Cumhurbaşkanımız ise bu çabayı başlatan kişilerden çok kötü tavsiyeler almaya devam ediyor. Neler olduğunu anlamak için tarihe bakalım. Saddam Hüseyin, dünyanın o bölgesindeki diğer tüm zorbalar gibi bir zorbaydı. Goggle Hama Katliamı ve Suriye liderliğinin 1982’de on binlerce kişiyi nasıl öldürdüğünü göreceksiniz. Mollalar İran’ı ele geçirip Şah’ı devirdiğinde, sonuç olarak belki birkaç yüz bin kişi öldü.
Tüm bölgenin tarihi bir şiddet, istikrarsızlık, anarşi ve belirsizliktir. Bu basit cümleyle Cumhurbaşkanlarımızın Irak’ta bir demokrasi kurmak istemesinin neden işe yaramayacağını anlayacaksınız. Orta Doğu’daki her ülke, üyeleri birbirine karşı toleransı düşük olan ve doğası gereği değişken olan bir toplumu yöneten istikrarsız bir rejime sahiptir. Başkanımız, demokratik ilkelerimizi Irak halkına dayatmada başarılı olsaydı bile, savaşan gruplar arasında yeni bir denge kurulacağından, tüm sistem zorunlu olarak birkaç aydan bir veya iki yıla kadar dağılacaktı.

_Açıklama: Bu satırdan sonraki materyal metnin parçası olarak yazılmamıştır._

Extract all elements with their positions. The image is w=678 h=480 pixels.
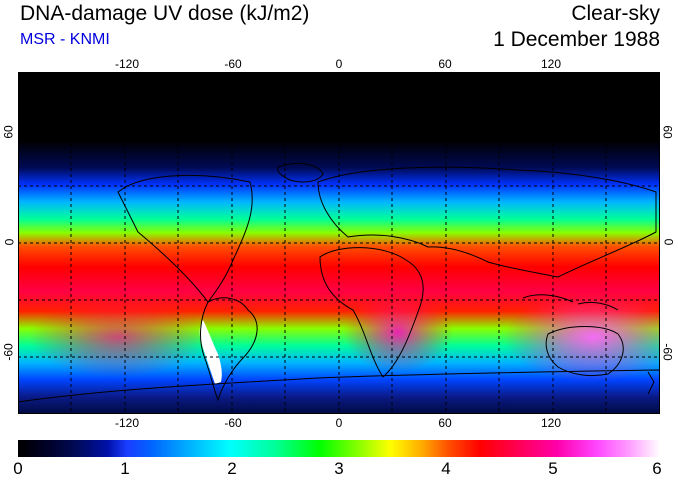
- lon-tick-top: -120: [114, 57, 140, 71]
- sky-condition: Clear-sky: [571, 2, 660, 25]
- colorbar-label: 1: [120, 459, 130, 478]
- andes-peak: [199, 320, 222, 384]
- lon-tick-top: 60: [438, 57, 452, 71]
- lon-tick-top: 0: [335, 57, 343, 71]
- lat-tick-right: -60: [660, 343, 675, 361]
- source-label: MSR - KNMI: [20, 31, 110, 48]
- map-title: DNA-damage UV dose (kJ/m2): [20, 2, 310, 25]
- lon-tick-bottom: 60: [438, 416, 452, 430]
- colorbar-label: 2: [227, 459, 237, 478]
- colorbar-label: 3: [334, 459, 344, 478]
- map-date: 1 December 1988: [493, 28, 660, 51]
- hotspot-africa: [343, 292, 453, 372]
- colorbar-label: 6: [652, 459, 662, 478]
- lon-tick-bottom: -120: [114, 416, 140, 430]
- lon-tick-top: 120: [540, 57, 562, 71]
- lon-tick-top: -60: [224, 57, 242, 71]
- graticule: [18, 72, 660, 414]
- lat-tick-left: 0: [2, 238, 17, 246]
- lat-tick-right: 60: [660, 125, 675, 139]
- colorbar-label: 0: [13, 459, 23, 478]
- lon-tick-bottom: -60: [224, 416, 242, 430]
- hotspot-pacific: [28, 297, 208, 377]
- lat-tick-right: 0: [661, 238, 676, 246]
- lat-tick-left: -60: [1, 343, 16, 361]
- map-frame: [18, 72, 660, 414]
- lon-tick-bottom: 0: [335, 416, 343, 430]
- colorbar-label: 5: [548, 459, 558, 478]
- colorbar-label: 4: [441, 459, 451, 478]
- lat-tick-left: 60: [1, 125, 16, 139]
- colorbar: [18, 440, 660, 457]
- uv-dose-map: [18, 72, 660, 414]
- lon-tick-bottom: 120: [540, 416, 562, 430]
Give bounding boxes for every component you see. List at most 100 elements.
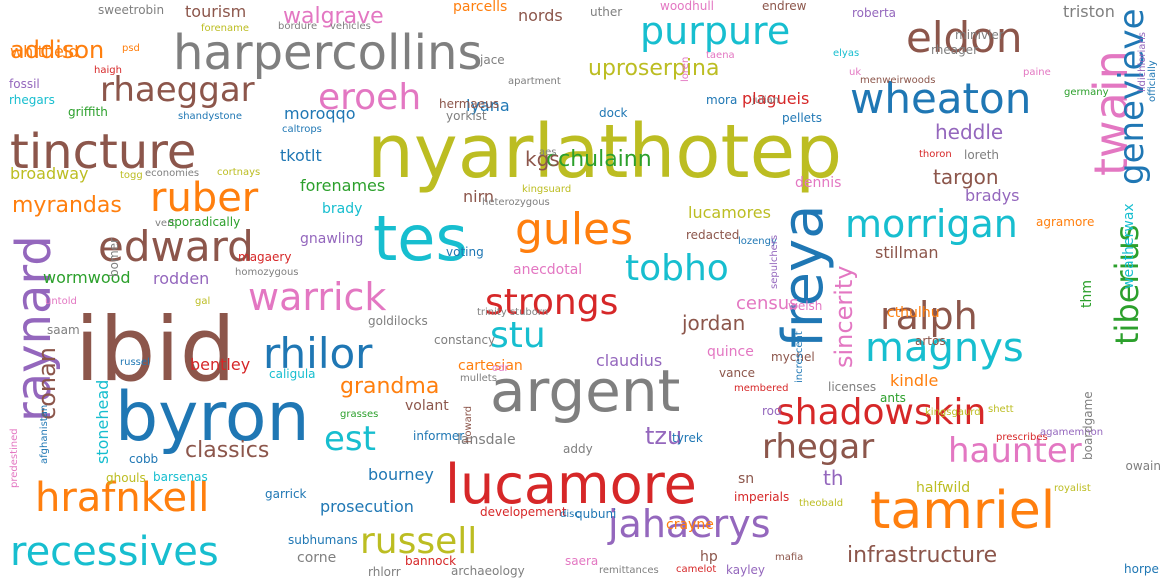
word: rod [762, 404, 782, 418]
word: magnys [865, 325, 1024, 371]
word: theobald [799, 498, 844, 509]
word: minivier [955, 28, 1004, 42]
word: vehicles [330, 21, 371, 32]
word: tkotlt [280, 146, 322, 165]
word: th [823, 466, 844, 490]
word: ghouls [106, 471, 146, 485]
word: gal [195, 296, 211, 307]
word: membered [734, 383, 789, 394]
word: stu [490, 315, 546, 356]
word: addy [563, 442, 593, 456]
word: qubuni [575, 507, 617, 521]
word: bannock [405, 554, 457, 568]
word: dock [599, 106, 628, 120]
word: economies [145, 168, 200, 179]
word: lyana [466, 96, 510, 115]
word: gnawling [300, 231, 364, 247]
word: artos [915, 334, 946, 348]
word: hermaeus [439, 97, 499, 111]
word: jahaerys [608, 502, 771, 546]
word: bentley [190, 355, 251, 374]
word: paine [1023, 67, 1051, 78]
word: uk [849, 67, 862, 78]
word: rhegars [9, 93, 55, 107]
word: afghanistan [39, 404, 50, 464]
word: cchulainn [546, 147, 652, 172]
word: halfwild [916, 480, 971, 496]
word: heddle [935, 120, 1004, 144]
word: apartment [508, 76, 561, 87]
word: loreth [964, 148, 1000, 162]
word: trinity stuborn [477, 307, 549, 318]
word: garrick [265, 487, 307, 501]
word: tyrek [672, 431, 703, 445]
word: forename [201, 23, 250, 34]
word: stillman [875, 243, 939, 262]
word: bomer [107, 238, 121, 277]
word: harpercollins [173, 25, 483, 81]
word: kingsgaurd [925, 407, 981, 418]
word: tamriel [870, 481, 1056, 541]
word: ruber [150, 175, 259, 221]
word: shadowskin [776, 392, 987, 433]
word: targon [933, 165, 999, 189]
word: julian [752, 95, 780, 106]
word: psd [122, 43, 140, 54]
word: tourism [185, 2, 247, 21]
word: vance [719, 366, 756, 380]
word: rhilor [263, 329, 373, 378]
word: byron [115, 378, 310, 457]
word: crayne [666, 517, 714, 533]
word: germany [1064, 87, 1109, 98]
word: magaery [238, 250, 292, 264]
word: sweetrobin [98, 3, 165, 17]
word: welsh [788, 299, 823, 313]
word: strongs [485, 282, 619, 323]
word: nirn [463, 187, 495, 206]
word: russell [360, 521, 478, 562]
word: plagueis [742, 89, 810, 108]
word: mora [706, 93, 738, 107]
word: taena [706, 50, 735, 61]
word: quince [707, 344, 754, 360]
word: shett [988, 404, 1014, 415]
word: gules [515, 204, 634, 255]
word: est [324, 419, 376, 459]
word: walgrave [283, 4, 384, 29]
word: shandystone [178, 111, 243, 122]
word: haigh [94, 65, 122, 76]
word: bradys [965, 186, 1020, 205]
word: grandma [340, 374, 440, 399]
word: wormwood [43, 268, 131, 287]
word: yorkist [446, 109, 487, 123]
word: roberta [852, 6, 897, 20]
word: lozengy [738, 236, 777, 247]
word: cthulhu [887, 305, 940, 321]
word: sporadically [168, 215, 241, 229]
word: kgs [525, 147, 560, 171]
word: mychel [771, 350, 815, 364]
word: edward [98, 222, 254, 271]
word: broadway [10, 164, 89, 183]
word: caligula [269, 367, 316, 381]
word: lucamores [688, 203, 771, 222]
word: addison [10, 36, 105, 64]
word: increscent [794, 331, 805, 383]
word: uproserpina [588, 56, 720, 81]
word: tincture [10, 124, 197, 180]
word: odr [492, 363, 509, 374]
word: imperials [734, 490, 790, 504]
word: saam [47, 323, 80, 337]
word: prosecution [320, 497, 414, 516]
word: rodden [153, 269, 210, 288]
word: morrigan [845, 202, 1018, 246]
word: homozygous [235, 267, 299, 278]
word: rheager [931, 43, 978, 57]
word: remittances [599, 565, 659, 576]
word: weatherwax [1121, 203, 1137, 289]
word: voting [446, 245, 484, 259]
word: classics [185, 438, 270, 463]
word: jace [480, 53, 505, 67]
word: myrandas [12, 193, 122, 218]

Bu George Bush’un hatası değil. Irak’taki günlük durumun gerçekliği konusunda yanlış yönlendirilmesine izin verdi. Danışmanları onu sefil bir şekilde yüzüstü bıraktılar ve danışmanlarını ne ile uğraştığını anlayacak kadar çabuk değiştirememekle Amerika’da başarısız oldu.

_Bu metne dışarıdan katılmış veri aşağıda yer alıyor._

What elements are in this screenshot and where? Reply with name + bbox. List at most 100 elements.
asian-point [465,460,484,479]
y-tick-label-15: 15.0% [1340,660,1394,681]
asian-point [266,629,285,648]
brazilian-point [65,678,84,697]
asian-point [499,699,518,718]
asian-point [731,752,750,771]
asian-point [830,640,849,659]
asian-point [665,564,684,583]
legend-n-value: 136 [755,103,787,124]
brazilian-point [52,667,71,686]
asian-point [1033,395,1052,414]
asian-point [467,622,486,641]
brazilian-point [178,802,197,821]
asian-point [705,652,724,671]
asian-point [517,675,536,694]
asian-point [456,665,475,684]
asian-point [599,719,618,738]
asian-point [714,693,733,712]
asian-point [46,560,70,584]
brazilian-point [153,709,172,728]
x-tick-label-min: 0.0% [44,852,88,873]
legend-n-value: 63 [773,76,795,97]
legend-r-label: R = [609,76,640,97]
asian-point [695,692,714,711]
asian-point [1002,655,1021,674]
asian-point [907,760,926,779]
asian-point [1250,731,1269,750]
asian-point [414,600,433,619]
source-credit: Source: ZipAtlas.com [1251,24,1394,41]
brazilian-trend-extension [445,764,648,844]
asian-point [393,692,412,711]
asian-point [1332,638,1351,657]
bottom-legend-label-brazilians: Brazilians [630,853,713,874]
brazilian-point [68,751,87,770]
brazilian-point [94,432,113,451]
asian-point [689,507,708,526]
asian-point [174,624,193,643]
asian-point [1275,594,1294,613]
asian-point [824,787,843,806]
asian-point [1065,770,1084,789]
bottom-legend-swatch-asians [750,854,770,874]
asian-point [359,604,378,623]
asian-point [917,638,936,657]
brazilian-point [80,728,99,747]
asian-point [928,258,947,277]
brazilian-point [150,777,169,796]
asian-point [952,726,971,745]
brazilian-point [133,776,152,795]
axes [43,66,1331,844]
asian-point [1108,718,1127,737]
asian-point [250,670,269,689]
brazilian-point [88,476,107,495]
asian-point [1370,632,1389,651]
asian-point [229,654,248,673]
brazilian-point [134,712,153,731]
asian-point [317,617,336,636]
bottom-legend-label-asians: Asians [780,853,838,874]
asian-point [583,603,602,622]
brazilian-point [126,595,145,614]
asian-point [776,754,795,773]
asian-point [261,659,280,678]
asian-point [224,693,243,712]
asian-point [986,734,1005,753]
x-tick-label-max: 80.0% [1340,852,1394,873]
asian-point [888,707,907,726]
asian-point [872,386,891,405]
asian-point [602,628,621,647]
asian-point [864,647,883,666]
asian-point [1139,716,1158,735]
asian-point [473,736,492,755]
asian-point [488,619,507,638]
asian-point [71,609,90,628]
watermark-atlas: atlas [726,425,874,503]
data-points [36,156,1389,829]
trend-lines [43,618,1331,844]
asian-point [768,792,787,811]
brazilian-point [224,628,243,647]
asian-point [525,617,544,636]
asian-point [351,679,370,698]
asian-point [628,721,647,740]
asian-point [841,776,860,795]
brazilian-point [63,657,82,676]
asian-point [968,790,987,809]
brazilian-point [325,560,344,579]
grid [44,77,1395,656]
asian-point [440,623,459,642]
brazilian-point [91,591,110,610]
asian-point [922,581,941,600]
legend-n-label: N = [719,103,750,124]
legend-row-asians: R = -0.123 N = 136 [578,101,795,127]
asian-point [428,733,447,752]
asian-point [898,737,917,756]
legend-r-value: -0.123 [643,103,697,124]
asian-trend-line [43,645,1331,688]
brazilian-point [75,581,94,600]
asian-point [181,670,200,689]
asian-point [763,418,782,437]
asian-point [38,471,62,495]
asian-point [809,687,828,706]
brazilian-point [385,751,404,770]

Kongre değil, tüm Amerikan Başkanlarının öncelikli amacı, ülkemiz için çıkarlarımızın ne olması gerektiğini belirlemektir. O halde Başkan, çıkarlarımızı ilerletmek için politika oluşturmalıdır. 1990’daki ilk Irak işgalinin Sovyetler Birliği’nin çöküşünden kısa bir süre sonra gerçekleşmesi tesadüf değil. Bu noktaya kadar Ortadoğu politikamız Sovyet nüfuzunu ve PETROL ZENGİNİ Ortadoğu’nun egemenliğini önlemekti.

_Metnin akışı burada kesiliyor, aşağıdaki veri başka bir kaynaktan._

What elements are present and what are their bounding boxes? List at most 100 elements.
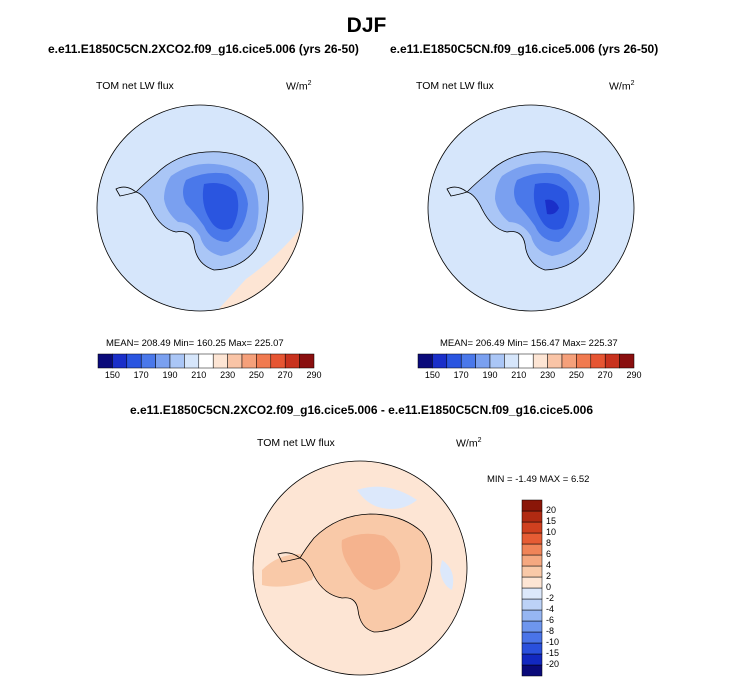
colorbar-swatch	[212, 353, 228, 369]
colorbar-swatch	[521, 653, 543, 666]
colorbar-swatch	[521, 565, 543, 578]
colorbar-tick-label: 270	[597, 370, 613, 380]
panel-1-case-title: e.e11.E1850C5CN.2XCO2.f09_g16.cice5.006 …	[48, 42, 359, 56]
colorbar-tick-label: -2	[546, 593, 555, 603]
colorbar-tick-label: 250	[248, 370, 264, 380]
colorbar-swatch	[126, 353, 142, 369]
diff-colorbar-ticks: 20 15 10 8 6 4 2 0 -2 -4 -6 -8 -10 -15 -20	[546, 500, 576, 676]
colorbar-tick-label: 210	[191, 370, 207, 380]
colorbar-swatch	[521, 576, 543, 589]
colorbar-tick-label: -4	[546, 604, 555, 614]
colorbar-swatch	[284, 353, 300, 369]
colorbar-tick-label: 170	[453, 370, 469, 380]
colorbar-swatch	[460, 353, 476, 369]
panel-1-units-label: W/m2	[286, 80, 312, 93]
colorbar-tick-label: 290	[626, 370, 642, 380]
colorbar-swatch	[299, 353, 315, 369]
colorbar-swatch	[532, 353, 548, 369]
colorbar-tick-label: 250	[568, 370, 584, 380]
colorbar-swatch	[590, 353, 606, 369]
colorbar-swatch	[270, 353, 286, 369]
colorbar-swatch	[521, 587, 543, 600]
diff-colorbar	[521, 499, 543, 677]
panel-2-case-title: e.e11.E1850C5CN.f09_g16.cice5.006 (yrs 2…	[390, 42, 659, 56]
panel-1-polar-map	[96, 104, 304, 312]
colorbar-swatch	[155, 353, 171, 369]
colorbar-swatch	[227, 353, 243, 369]
colorbar-swatch	[521, 510, 543, 523]
colorbar-swatch	[604, 353, 620, 369]
colorbar-swatch	[521, 543, 543, 556]
colorbar-swatch	[576, 353, 592, 369]
colorbar-tick-label: 270	[277, 370, 293, 380]
colorbar-tick-label: 190	[162, 370, 178, 380]
colorbar-tick-label: -6	[546, 615, 555, 625]
panel-1-stats: MEAN= 208.49 Min= 160.25 Max= 225.07	[106, 338, 284, 349]
colorbar-swatch	[521, 642, 543, 655]
colorbar-swatch	[417, 353, 433, 369]
colorbar-swatch	[112, 353, 128, 369]
diff-stats: MIN = -1.49 MAX = 6.52	[487, 474, 590, 485]
colorbar-tick-label: 10	[546, 527, 557, 537]
colorbar-swatch	[504, 353, 520, 369]
colorbar-swatch	[547, 353, 563, 369]
colorbar-swatch	[489, 353, 505, 369]
colorbar-swatch	[521, 499, 543, 512]
panel-1-colorbar	[97, 353, 315, 369]
colorbar-tick-label: 150	[424, 370, 440, 380]
colorbar-swatch	[475, 353, 491, 369]
colorbar-swatch	[521, 664, 543, 677]
diff-variable-label: TOM net LW flux	[257, 437, 335, 449]
colorbar-tick-label: -8	[546, 626, 555, 636]
colorbar-swatch	[184, 353, 200, 369]
colorbar-tick-label: 6	[546, 549, 552, 559]
map-negative-region	[357, 486, 417, 509]
colorbar-swatch	[561, 353, 577, 369]
panel-2-polar-map	[427, 104, 635, 312]
figure-title: DJF	[346, 14, 387, 37]
colorbar-swatch	[518, 353, 534, 369]
panel-1-variable-label: TOM net LW flux	[96, 80, 174, 92]
colorbar-tick-label: 2	[546, 571, 552, 581]
colorbar-tick-label: 8	[546, 538, 552, 548]
panel-2-variable-label: TOM net LW flux	[416, 80, 494, 92]
diff-polar-map	[252, 460, 468, 676]
colorbar-swatch	[140, 353, 156, 369]
colorbar-swatch	[521, 620, 543, 633]
colorbar-tick-label: 190	[482, 370, 498, 380]
colorbar-swatch	[432, 353, 448, 369]
colorbar-swatch	[521, 631, 543, 644]
colorbar-tick-label: -20	[546, 659, 560, 669]
colorbar-swatch	[521, 609, 543, 622]
colorbar-swatch	[521, 598, 543, 611]
colorbar-swatch	[198, 353, 214, 369]
panel-2-stats: MEAN= 206.49 Min= 156.47 Max= 225.37	[440, 338, 618, 349]
colorbar-tick-label: 0	[546, 582, 552, 592]
colorbar-tick-label: 230	[220, 370, 236, 380]
colorbar-tick-label: 15	[546, 516, 557, 526]
colorbar-tick-label: 20	[546, 505, 557, 515]
colorbar-swatch	[256, 353, 272, 369]
panel-2-colorbar-ticks: 150 170 190 210 230 250 270 290	[418, 370, 642, 382]
diff-units-label: W/m2	[456, 437, 482, 450]
colorbar-swatch	[521, 521, 543, 534]
colorbar-tick-label: -15	[546, 648, 560, 658]
panel-1-colorbar-ticks: 150 170 190 210 230 250 270 290	[98, 370, 322, 382]
colorbar-swatch	[619, 353, 635, 369]
colorbar-swatch	[97, 353, 113, 369]
colorbar-swatch	[446, 353, 462, 369]
colorbar-swatch	[169, 353, 185, 369]
colorbar-swatch	[521, 532, 543, 545]
colorbar-tick-label: 150	[104, 370, 120, 380]
colorbar-tick-label: 290	[306, 370, 322, 380]
colorbar-tick-label: 4	[546, 560, 552, 570]
diff-case-title: e.e11.E1850C5CN.2XCO2.f09_g16.cice5.006 …	[130, 403, 593, 417]
colorbar-tick-label: -10	[546, 637, 560, 647]
panel-2-units-label: W/m2	[609, 80, 635, 93]
map-positive-region	[262, 554, 315, 587]
panel-2-colorbar	[417, 353, 635, 369]
map-negative-region	[440, 560, 454, 590]
colorbar-swatch	[241, 353, 257, 369]
colorbar-tick-label: 170	[133, 370, 149, 380]
colorbar-tick-label: 210	[511, 370, 527, 380]
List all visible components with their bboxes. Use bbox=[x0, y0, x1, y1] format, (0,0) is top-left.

Sovyetler Birliği’nin çöküşü ile politikamız, bölgedeki herhangi bir ülkenin bölge üzerinde hegemonya oluşturmasını ÖNLEMEK haline geldi (nedeni PETROL olması). Bu Saddams SIN idi. Kuveyt’i işgal ederek ve dolayısıyla Suudi Arabistan’ı etkisiz hale getirerek bölgenin petrol zenginliğini kontrol etmeye çalıştı. Bu ne pahasına olursa olsun önlenmeliydi. 1990’da, bölgenin petrol istikrarına bir tehdit olarak Saddam’ı ortadan kaldırmak için ABD öncülüğündeki bir koalisyonun maliyeti oldu ve bu nedenle ilk Başkan Bush Bağdat’a hiç yürümedi. Saddamların Kuveyt’ten çıkarılması, hegemonyanın yaratılmamasını sağlamak için yeterliydi.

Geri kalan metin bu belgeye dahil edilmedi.